We might ask where was the UN mission in Rwanda when 1 million were being hacked to death during the Tutsi-Hutu conflict? Where the US attempts to try to install democracy in Rwanda? Indeed, it would be difficult to conceive of a situation the UN has been involved in that has not had some strategic interest to the US. Would the UN have a mission in Iraq if the country’s sole export was dates?

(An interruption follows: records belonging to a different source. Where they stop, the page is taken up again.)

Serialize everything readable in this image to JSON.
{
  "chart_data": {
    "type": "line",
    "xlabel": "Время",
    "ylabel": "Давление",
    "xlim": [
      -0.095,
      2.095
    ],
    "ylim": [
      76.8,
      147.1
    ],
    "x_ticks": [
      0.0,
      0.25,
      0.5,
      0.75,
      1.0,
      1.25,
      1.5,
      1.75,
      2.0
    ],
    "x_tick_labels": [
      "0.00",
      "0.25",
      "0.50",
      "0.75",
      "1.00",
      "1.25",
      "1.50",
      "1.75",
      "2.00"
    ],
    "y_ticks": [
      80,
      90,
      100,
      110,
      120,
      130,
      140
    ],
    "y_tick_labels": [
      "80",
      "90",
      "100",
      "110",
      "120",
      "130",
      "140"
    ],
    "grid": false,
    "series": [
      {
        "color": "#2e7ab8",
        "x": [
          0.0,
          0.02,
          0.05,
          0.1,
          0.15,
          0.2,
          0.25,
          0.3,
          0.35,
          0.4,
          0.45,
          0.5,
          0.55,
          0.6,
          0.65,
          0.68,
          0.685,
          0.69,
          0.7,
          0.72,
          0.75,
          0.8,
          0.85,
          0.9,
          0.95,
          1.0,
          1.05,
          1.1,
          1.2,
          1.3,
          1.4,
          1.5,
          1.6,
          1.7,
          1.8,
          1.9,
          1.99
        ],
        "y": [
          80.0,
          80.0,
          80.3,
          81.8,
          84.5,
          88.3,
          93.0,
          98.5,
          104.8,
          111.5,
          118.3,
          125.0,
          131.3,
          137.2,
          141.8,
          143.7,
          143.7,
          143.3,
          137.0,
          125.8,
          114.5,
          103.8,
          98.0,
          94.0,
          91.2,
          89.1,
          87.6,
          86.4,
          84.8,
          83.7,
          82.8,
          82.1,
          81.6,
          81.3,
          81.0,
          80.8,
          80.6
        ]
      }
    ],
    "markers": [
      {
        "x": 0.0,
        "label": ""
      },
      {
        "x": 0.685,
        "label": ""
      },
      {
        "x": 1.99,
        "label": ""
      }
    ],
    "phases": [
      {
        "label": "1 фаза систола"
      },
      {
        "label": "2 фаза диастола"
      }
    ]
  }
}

This is not to condone the attack. It was terrible loss of life – those killed being warm-hearted, well intentioned workers, joining the UN because of a desire to help others. The sad fact is that they were killed trying to sort out a mess of US making. Moreover their deaths are shrouded in a veil of lies. They might have believed they were in Baghdad to help bring stability to a long-suffering people, but the real reason is that the US needs a stable Iraq to help with the theft of its oil. Furthermore, the US would have us believe they were killed by outsiders – they need our support for their “War on Terror”! But what is apparent now is that the US and Britain are seen as the real “outsiders” and are now neck deep in a guerrilla war, a war of struggle and self-determination, and the kind waged against outside aggressors and colonial masters for centuries.